10.124 The ALRC’s recommendation on this point does not imply that MA 15+ content is suitable for persons under 15. In fact, in the ALRC’s view, some content providers should continue to refuse to sell these films and computer games to young unaccompanied minors, even if they are not required by law to do so. Voluntary restrictions on MA 15+ content may be set out in industry codes of practice. There are also arguments for imposing time-zone restrictions on the delivery of MA 15+ content.[128]

10.125 It might also be noted that if it is too difficult or costly for content providers to take steps to restrict access to strong content to persons over the age of 15, but it is possible to take steps to restrict access to persons over 18, then perhaps rather than remove restrictions entirely from MA 15+ content, the content should be restricted to persons over 18. This would involve reviewing classification criteria to consider whether some content that would now be MA 15+ should instead be R 18+.

Recommendation 10–4 The Classification of Media Content Act should not require access restrictions on MA 15+ media content.

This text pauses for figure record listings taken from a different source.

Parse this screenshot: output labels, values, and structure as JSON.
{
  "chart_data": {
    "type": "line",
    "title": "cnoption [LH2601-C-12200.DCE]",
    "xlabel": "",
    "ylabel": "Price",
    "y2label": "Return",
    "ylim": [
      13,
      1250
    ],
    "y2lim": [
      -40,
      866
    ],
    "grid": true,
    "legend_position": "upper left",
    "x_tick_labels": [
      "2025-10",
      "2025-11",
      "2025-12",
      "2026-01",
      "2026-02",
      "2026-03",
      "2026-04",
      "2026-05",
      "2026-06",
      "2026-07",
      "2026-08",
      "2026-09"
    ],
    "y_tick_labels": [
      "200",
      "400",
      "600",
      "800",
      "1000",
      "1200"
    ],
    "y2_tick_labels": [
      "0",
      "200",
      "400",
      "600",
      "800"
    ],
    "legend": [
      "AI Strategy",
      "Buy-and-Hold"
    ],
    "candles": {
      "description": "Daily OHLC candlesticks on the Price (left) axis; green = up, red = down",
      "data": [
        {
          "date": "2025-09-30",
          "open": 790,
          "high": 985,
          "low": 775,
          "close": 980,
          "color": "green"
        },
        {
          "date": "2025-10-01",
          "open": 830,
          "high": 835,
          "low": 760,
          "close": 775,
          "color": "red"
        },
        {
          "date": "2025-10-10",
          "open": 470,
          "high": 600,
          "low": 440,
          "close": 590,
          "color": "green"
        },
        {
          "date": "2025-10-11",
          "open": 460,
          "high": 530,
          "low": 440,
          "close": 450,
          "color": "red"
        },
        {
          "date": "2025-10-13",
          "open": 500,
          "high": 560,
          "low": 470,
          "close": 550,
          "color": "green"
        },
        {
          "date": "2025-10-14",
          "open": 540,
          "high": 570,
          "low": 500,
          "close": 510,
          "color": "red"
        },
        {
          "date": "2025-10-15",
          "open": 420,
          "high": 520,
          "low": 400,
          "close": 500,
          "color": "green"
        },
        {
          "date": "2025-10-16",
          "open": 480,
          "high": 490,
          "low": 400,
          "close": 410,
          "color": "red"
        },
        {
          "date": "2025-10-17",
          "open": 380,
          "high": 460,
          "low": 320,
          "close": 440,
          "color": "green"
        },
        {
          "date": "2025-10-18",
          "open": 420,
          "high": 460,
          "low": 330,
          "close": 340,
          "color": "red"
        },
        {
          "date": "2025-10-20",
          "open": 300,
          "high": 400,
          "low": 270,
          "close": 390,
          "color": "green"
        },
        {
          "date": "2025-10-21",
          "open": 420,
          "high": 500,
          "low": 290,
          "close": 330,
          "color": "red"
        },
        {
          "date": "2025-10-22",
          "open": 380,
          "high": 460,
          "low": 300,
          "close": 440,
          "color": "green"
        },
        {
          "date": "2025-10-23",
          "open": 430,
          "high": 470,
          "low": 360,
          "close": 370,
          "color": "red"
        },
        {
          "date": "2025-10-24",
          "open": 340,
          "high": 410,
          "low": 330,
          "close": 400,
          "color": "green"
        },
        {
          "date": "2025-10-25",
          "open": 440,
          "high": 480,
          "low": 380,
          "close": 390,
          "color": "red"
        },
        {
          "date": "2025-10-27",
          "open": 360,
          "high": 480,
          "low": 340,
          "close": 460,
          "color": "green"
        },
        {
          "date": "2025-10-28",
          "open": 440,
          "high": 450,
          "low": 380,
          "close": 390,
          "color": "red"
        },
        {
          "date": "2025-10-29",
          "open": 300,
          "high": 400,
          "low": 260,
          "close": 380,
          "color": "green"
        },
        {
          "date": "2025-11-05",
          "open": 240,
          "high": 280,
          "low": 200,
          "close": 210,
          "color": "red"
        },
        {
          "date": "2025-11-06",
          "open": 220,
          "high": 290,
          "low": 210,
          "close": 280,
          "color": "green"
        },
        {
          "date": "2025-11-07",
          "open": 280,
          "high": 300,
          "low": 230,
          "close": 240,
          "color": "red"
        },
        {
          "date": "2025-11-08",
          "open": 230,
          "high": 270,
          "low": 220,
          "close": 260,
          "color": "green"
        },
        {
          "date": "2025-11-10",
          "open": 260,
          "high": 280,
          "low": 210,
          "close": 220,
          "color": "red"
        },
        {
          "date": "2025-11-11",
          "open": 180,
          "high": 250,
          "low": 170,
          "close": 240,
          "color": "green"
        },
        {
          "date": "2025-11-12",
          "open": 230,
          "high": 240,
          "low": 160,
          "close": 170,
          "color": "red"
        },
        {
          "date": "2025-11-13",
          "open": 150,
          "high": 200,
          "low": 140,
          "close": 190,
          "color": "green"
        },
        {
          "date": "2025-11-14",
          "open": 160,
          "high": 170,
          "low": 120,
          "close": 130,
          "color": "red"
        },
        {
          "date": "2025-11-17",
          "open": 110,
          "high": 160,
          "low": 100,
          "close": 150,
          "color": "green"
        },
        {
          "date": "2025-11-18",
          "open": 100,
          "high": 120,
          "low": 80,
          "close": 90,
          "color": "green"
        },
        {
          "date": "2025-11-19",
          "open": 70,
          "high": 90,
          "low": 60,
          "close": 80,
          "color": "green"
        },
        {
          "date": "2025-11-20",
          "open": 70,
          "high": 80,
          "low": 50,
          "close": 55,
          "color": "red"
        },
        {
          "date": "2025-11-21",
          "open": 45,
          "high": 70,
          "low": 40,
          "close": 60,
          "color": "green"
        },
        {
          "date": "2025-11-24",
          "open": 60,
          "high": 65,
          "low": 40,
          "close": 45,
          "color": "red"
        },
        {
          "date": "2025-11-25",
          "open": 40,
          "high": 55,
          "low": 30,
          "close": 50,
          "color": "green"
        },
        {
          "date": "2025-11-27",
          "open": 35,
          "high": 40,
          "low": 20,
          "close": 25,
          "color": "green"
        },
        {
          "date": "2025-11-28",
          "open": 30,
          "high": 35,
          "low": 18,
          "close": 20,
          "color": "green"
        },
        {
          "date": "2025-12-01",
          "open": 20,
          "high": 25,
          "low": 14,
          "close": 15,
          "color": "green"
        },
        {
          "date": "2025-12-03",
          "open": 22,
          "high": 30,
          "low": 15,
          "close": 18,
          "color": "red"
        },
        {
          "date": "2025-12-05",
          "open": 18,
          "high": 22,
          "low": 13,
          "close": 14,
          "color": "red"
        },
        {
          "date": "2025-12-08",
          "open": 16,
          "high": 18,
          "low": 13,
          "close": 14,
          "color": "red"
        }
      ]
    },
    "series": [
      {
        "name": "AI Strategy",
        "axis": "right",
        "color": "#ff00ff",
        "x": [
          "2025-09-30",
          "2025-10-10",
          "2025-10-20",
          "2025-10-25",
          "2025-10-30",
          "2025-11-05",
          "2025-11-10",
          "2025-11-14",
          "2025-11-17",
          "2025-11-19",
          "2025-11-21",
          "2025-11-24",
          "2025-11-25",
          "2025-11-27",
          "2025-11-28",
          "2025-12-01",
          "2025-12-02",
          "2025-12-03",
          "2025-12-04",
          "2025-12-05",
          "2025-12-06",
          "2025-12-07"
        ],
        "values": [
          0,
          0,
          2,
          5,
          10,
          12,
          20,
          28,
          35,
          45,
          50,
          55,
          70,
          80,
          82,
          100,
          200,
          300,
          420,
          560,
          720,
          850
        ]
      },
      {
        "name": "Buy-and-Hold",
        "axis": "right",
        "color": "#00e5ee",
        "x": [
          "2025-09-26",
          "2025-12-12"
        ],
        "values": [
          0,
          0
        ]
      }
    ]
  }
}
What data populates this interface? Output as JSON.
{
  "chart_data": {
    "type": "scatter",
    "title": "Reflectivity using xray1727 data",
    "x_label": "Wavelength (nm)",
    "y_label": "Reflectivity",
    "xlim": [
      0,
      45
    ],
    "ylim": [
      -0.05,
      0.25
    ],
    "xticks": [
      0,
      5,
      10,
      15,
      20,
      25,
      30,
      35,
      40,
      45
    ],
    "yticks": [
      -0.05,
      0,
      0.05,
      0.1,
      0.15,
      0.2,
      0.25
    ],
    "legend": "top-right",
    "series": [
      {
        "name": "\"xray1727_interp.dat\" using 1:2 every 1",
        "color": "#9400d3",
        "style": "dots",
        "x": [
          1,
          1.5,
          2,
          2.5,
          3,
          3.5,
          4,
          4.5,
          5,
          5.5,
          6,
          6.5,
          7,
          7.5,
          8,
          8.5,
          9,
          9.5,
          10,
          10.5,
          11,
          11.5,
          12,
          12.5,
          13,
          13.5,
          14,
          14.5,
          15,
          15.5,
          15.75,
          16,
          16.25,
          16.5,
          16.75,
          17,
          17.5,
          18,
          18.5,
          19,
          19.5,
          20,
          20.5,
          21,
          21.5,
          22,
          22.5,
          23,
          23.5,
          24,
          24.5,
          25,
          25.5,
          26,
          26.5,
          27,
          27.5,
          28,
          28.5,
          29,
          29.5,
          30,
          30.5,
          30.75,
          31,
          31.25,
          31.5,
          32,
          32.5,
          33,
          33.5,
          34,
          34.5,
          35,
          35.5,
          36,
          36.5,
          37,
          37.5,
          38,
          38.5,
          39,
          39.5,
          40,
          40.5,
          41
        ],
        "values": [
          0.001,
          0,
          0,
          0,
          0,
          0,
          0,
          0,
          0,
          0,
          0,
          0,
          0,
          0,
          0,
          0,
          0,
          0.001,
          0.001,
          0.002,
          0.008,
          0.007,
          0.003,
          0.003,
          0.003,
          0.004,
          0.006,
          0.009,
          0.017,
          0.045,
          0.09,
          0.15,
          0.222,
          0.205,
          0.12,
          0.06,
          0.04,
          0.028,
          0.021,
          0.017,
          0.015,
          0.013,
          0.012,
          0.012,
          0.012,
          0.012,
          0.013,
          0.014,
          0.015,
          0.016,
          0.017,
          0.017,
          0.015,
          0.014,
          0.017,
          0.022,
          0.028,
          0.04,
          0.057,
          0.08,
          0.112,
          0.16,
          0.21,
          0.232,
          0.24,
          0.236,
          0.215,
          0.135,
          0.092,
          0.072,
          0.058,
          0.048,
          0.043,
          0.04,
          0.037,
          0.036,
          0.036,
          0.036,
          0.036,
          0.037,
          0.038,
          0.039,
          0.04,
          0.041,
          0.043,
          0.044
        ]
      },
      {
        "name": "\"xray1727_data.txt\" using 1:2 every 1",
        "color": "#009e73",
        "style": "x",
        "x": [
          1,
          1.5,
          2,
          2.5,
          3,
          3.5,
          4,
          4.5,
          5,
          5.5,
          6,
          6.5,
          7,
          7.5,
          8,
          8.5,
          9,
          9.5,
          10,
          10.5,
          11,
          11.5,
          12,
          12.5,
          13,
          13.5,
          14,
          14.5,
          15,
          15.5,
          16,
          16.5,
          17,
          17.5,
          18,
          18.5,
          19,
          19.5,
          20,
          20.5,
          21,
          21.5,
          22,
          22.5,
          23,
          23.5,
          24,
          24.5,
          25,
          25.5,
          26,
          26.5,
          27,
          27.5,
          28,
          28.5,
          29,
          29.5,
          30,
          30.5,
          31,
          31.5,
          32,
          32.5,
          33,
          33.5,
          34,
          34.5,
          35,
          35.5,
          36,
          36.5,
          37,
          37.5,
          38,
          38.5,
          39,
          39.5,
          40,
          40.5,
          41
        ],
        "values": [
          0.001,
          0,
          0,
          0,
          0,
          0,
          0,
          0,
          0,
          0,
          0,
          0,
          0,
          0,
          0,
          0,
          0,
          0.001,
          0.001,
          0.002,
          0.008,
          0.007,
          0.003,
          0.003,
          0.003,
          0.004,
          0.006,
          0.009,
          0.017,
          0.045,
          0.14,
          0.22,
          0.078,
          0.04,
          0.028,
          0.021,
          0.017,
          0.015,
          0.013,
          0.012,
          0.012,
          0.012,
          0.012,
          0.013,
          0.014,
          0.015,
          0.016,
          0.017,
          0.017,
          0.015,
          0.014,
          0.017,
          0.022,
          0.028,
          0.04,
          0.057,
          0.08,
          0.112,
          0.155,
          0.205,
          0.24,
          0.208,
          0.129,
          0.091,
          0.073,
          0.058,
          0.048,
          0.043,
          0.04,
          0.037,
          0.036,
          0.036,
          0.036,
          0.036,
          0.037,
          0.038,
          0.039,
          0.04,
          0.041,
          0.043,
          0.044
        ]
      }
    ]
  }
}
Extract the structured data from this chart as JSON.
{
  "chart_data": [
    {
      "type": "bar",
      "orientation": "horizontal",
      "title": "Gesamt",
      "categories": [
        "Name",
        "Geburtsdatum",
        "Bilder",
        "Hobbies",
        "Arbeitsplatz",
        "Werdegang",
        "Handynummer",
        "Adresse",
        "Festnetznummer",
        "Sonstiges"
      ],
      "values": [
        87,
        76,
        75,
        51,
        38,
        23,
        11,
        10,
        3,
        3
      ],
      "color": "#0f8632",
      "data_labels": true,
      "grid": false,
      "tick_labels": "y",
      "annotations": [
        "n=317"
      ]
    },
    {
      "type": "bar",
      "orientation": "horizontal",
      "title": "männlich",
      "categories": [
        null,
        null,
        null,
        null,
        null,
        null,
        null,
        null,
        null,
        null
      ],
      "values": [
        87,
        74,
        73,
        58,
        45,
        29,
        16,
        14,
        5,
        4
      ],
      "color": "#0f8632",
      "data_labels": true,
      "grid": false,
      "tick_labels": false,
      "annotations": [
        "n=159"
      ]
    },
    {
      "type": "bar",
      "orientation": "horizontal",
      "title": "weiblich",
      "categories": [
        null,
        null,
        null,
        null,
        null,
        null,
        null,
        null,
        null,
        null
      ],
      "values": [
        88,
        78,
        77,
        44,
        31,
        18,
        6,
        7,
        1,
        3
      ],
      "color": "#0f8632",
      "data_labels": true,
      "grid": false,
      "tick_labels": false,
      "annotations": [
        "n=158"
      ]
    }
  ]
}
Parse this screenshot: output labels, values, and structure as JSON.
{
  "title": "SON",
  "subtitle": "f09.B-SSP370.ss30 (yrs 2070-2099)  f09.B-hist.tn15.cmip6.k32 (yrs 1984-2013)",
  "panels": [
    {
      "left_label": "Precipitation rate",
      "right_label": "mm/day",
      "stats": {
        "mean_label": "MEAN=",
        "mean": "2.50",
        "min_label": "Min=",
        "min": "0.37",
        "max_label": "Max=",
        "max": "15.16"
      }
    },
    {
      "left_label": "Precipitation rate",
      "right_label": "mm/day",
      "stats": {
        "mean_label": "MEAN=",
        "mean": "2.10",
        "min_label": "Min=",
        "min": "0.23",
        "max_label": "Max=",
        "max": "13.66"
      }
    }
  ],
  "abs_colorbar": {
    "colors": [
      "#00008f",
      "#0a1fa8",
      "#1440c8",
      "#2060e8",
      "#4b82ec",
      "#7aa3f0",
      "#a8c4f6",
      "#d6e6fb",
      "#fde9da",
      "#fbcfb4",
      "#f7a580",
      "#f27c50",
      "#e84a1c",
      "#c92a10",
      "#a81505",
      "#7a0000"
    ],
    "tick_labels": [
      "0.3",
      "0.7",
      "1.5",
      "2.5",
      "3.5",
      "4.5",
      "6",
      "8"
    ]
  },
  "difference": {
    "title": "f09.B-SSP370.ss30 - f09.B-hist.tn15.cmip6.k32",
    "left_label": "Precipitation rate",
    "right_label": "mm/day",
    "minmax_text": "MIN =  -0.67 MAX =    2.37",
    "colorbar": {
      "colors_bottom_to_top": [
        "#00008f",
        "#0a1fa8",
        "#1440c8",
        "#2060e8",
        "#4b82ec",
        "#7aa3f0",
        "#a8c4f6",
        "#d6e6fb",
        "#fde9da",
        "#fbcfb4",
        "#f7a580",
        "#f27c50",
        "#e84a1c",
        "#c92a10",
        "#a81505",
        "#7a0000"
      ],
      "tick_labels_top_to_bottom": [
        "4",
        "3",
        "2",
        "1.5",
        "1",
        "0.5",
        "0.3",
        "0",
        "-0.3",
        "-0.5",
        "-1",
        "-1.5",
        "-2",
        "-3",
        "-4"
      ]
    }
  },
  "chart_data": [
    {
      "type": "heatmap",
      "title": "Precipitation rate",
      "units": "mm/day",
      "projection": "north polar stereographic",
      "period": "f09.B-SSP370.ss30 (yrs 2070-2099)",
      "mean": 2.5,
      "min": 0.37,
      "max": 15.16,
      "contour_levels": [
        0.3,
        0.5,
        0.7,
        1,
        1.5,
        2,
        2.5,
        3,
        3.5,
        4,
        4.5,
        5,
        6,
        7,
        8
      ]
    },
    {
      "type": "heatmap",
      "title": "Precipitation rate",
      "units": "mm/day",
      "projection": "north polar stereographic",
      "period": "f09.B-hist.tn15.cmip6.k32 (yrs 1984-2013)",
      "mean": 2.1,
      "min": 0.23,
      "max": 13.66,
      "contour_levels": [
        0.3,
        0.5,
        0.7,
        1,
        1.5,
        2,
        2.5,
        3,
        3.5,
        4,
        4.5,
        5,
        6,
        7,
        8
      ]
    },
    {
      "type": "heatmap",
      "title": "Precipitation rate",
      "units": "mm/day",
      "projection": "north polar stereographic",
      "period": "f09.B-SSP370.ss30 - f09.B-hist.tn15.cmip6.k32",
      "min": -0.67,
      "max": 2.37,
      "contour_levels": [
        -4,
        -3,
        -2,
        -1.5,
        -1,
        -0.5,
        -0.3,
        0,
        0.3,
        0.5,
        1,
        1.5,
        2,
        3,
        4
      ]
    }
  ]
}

Voluntary access restrictions on MA 15+ content should be developed under industry codes, for example, for cinemas and retail outlets.

[115]Broadcasting Services Act 1992 (Cth) s 123(3A).

[116] Eg, Classification (Publications, Films and Computer Games) Enforcement Act 1995 (NSW) ss 9(4), 30(2); Classification (Publications, Films and Computer Games) (Enforcement) Act 1995 (Vic) ss 20(5), 42(2).

[117]Broadcasting Services Act 1992 (Cth) sch 7 s 20.

[118] Eg, Classification (Publications, Films and Computer Games) Enforcement Act 1995 (NSW) s 13(1); Classification (Publications, Films and Computer Games) (Enforcement) Act 1995 (Vic) s 14(1).

[119]Guidelines for the Classification of Films and Computer Games (Cth).

[120] Eg, I Graham, Submission CI 1244.

[121] Proposed in the Discussion Paper: Australian Law Reform Commission, National Classification Scheme Review, ALRC Discussion Paper 77 (2011), Proposal 8–3.

[122] Eg, Motion Picture Distributors Association of Australia, Submission CI 2513; National Association of Cinema Operators – Australasia, Submission CI 2514; Google, Submission CI 2512; Arts Law Centre of Australia, Submission CI 2490; Foxtel, Submission CI 2497; J Denham, Submission CI 2464; Interactive Games and Entertainment Association, Submission CI 2470; Telstra, Submission CI 2469; D Henselin, Submission CI 2473.

[123] Classification Board, Submission CI 2485.

[124]FamilyVoice Australia, Submission CI 2509.

[125] Australian Children’s Commissioners and Guardians, Submission CI 2499.

[126] Motion Picture Distributors Association of Australia, Submission CI 2513.

[127] I Graham, Submission CI 2507.

[128] Time-zone restrictions are discussed in Ch 8.